Quote from: timebug on March 27, 2022, 09:01:23 AMThe thing that always made me laff (apart from the books themselves!) was that the cover illustrations, front and back, were a wraparound 'single pic' drawing that more or less showed every major incident in the story.

By Paul Sample, who also created Ogri for Bike Magazine and did a lot of film poster work.

I don't think that Pringsheim in Wilt has aged badly at all. A pansexual advantage-taker? If nothing else, she's a definite one-off, Sharpe didn't obsessively grind an axe against people like her. I personally find Constable Els a far more repugnant figure (however funny), and he gets away scot-free.

Kankurette

Sally's an example of the Psycho Lesbian trope. Grooming Eva into becoming a sex slave (she makes her wear sexy underwear and plans to fuck her with a strap-on once she's more 'liberated') and manipulating her into leaving her husband. She's not pan, Gaskell explicitly says she's a lesbian. Though I agree she is a one-off.

Catalogue Trousers

In which case, she's a somewhat unusual lesbian: she tries to seduce Wilt before running off with Eva, and certainly indulges in bondage-themed sex play with her husband. I suspect that Sharpe was confused by the correct terminology. Plus ca change and all that jazz.

Kankurette

I thought she seduced Wilt just to manipulate Eva into leaving him? My memory is a bit hazy though. And of course Sharpe had her and Eva burning Eva's bra, that common feminist urban legend.

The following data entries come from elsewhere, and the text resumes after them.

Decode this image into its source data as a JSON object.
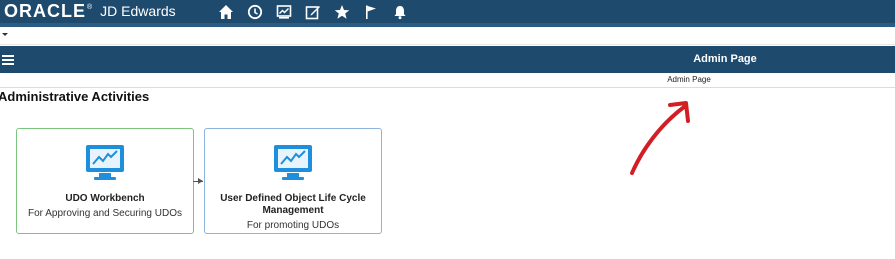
{
  "brand": {
    "oracle": "ORACLE",
    "registered": "®",
    "product": "JD Edwards"
  },
  "top_icons": [
    "home-icon",
    "recent-icon",
    "chart-icon",
    "edit-icon",
    "star-icon",
    "flag-icon",
    "bell-icon"
  ],
  "nav": {
    "title": "Admin Page"
  },
  "breadcrumb": {
    "current": "Admin Page"
  },
  "section": {
    "title": "Administrative Activities"
  },
  "tiles": [
    {
      "title": "UDO Workbench",
      "subtitle": "For Approving and Securing UDOs",
      "icon": "monitor-chart-icon"
    },
    {
      "title": "User Defined Object Life Cycle Management",
      "subtitle": "For promoting UDOs",
      "icon": "monitor-chart-icon"
    }
  ],
  "colors": {
    "header": "#1e4a6e",
    "tile1_border": "#7cc47f",
    "tile2_border": "#8db4dc",
    "icon_blue": "#1d8fdd",
    "annotation": "#d21f26"
  }
}
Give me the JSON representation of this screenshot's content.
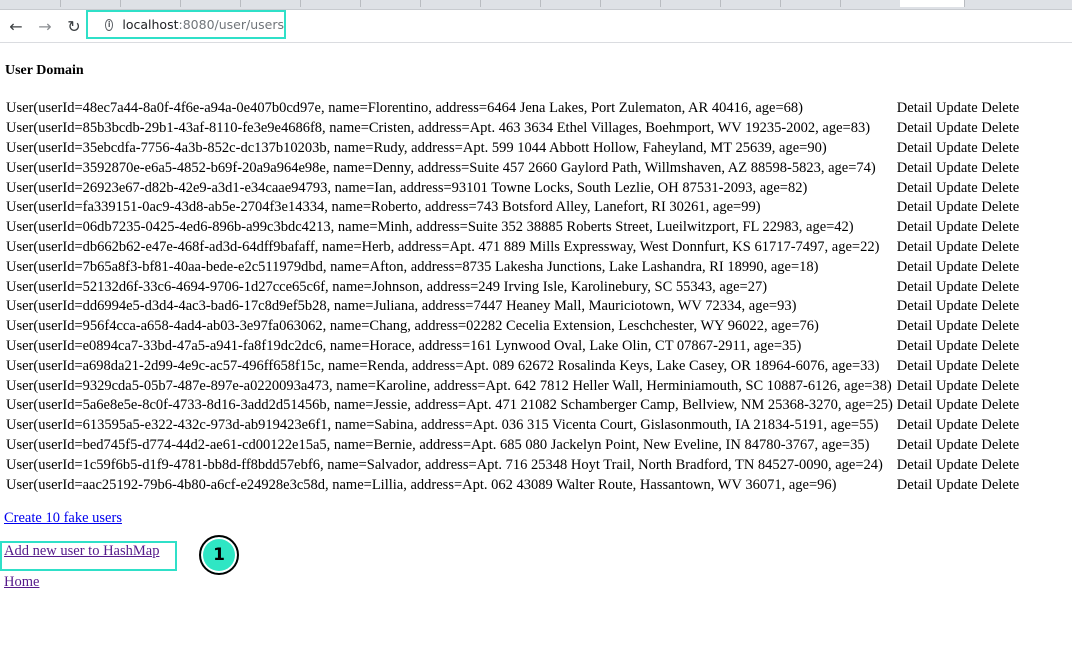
{
  "browser": {
    "url_host": "localhost",
    "url_path": ":8080/user/users"
  },
  "page": {
    "title": "User Domain"
  },
  "users": [
    "User(userId=48ec7a44-8a0f-4f6e-a94a-0e407b0cd97e, name=Florentino, address=6464 Jena Lakes, Port Zulematon, AR 40416, age=68)",
    "User(userId=85b3bcdb-29b1-43af-8110-fe3e9e4686f8, name=Cristen, address=Apt. 463 3634 Ethel Villages, Boehmport, WV 19235-2002, age=83)",
    "User(userId=35ebcdfa-7756-4a3b-852c-dc137b10203b, name=Rudy, address=Apt. 599 1044 Abbott Hollow, Faheyland, MT 25639, age=90)",
    "User(userId=3592870e-e6a5-4852-b69f-20a9a964e98e, name=Denny, address=Suite 457 2660 Gaylord Path, Willmshaven, AZ 88598-5823, age=74)",
    "User(userId=26923e67-d82b-42e9-a3d1-e34caae94793, name=Ian, address=93101 Towne Locks, South Lezlie, OH 87531-2093, age=82)",
    "User(userId=fa339151-0ac9-43d8-ab5e-2704f3e14334, name=Roberto, address=743 Botsford Alley, Lanefort, RI 30261, age=99)",
    "User(userId=06db7235-0425-4ed6-896b-a99c3bdc4213, name=Minh, address=Suite 352 38885 Roberts Street, Lueilwitzport, FL 22983, age=42)",
    "User(userId=db662b62-e47e-468f-ad3d-64dff9bafaff, name=Herb, address=Apt. 471 889 Mills Expressway, West Donnfurt, KS 61717-7497, age=22)",
    "User(userId=7b65a8f3-bf81-40aa-bede-e2c511979dbd, name=Afton, address=8735 Lakesha Junctions, Lake Lashandra, RI 18990, age=18)",
    "User(userId=52132d6f-33c6-4694-9706-1d27cce65c6f, name=Johnson, address=249 Irving Isle, Karolinebury, SC 55343, age=27)",
    "User(userId=dd6994e5-d3d4-4ac3-bad6-17c8d9ef5b28, name=Juliana, address=7447 Heaney Mall, Mauriciotown, WV 72334, age=93)",
    "User(userId=956f4cca-a658-4ad4-ab03-3e97fa063062, name=Chang, address=02282 Cecelia Extension, Leschchester, WY 96022, age=76)",
    "User(userId=e0894ca7-33bd-47a5-a941-fa8f19dc2dc6, name=Horace, address=161 Lynwood Oval, Lake Olin, CT 07867-2911, age=35)",
    "User(userId=a698da21-2d99-4e9c-ac57-496ff658f15c, name=Renda, address=Apt. 089 62672 Rosalinda Keys, Lake Casey, OR 18964-6076, age=33)",
    "User(userId=9329cda5-05b7-487e-897e-a0220093a473, name=Karoline, address=Apt. 642 7812 Heller Wall, Herminiamouth, SC 10887-6126, age=38)",
    "User(userId=5a6e8e5e-8c0f-4733-8d16-3add2d51456b, name=Jessie, address=Apt. 471 21082 Schamberger Camp, Bellview, NM 25368-3270, age=25)",
    "User(userId=613595a5-e322-432c-973d-ab919423e6f1, name=Sabina, address=Apt. 036 315 Vicenta Court, Gislasonmouth, IA 21834-5191, age=55)",
    "User(userId=bed745f5-d774-44d2-ae61-cd00122e15a5, name=Bernie, address=Apt. 685 080 Jackelyn Point, New Eveline, IN 84780-3767, age=35)",
    "User(userId=1c59f6b5-d1f9-4781-bb8d-ff8bdd57ebf6, name=Salvador, address=Apt. 716 25348 Hoyt Trail, North Bradford, TN 84527-0090, age=24)",
    "User(userId=aac25192-79b6-4b80-a6cf-e24928e3c58d, name=Lillia, address=Apt. 062 43089 Walter Route, Hassantown, WV 36071, age=96)"
  ],
  "actions": {
    "detail": "Detail",
    "update": "Update",
    "delete": "Delete"
  },
  "links": {
    "create_fake": "Create 10 fake users",
    "add_new": "Add new user to HashMap",
    "home": "Home"
  },
  "annotation": {
    "step": "1",
    "highlight_color": "#2fe0c8"
  }
}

Wilt convincing the police he's ground Eva into sausage was absolutely hilarious. As was Dr Board being a troll and grossing out the other teachers while the doll was pulled out of the hole.

Mister Six

Never read anything by him, but I picked up a copy of Blott on the Landscape second hand the other month, having remembered seeing it and Wilt (wonderful name for a novel, though I've no idea what it relates to) on my parents' shelves as a kid. Will report in once I've given it a go.

Kankurette

Henry Wilt. He's a lecturer at a technical college who constantly gets humiliated and is really good at screwing with people. His wife Eva is huge and blonde and fucking terrifying.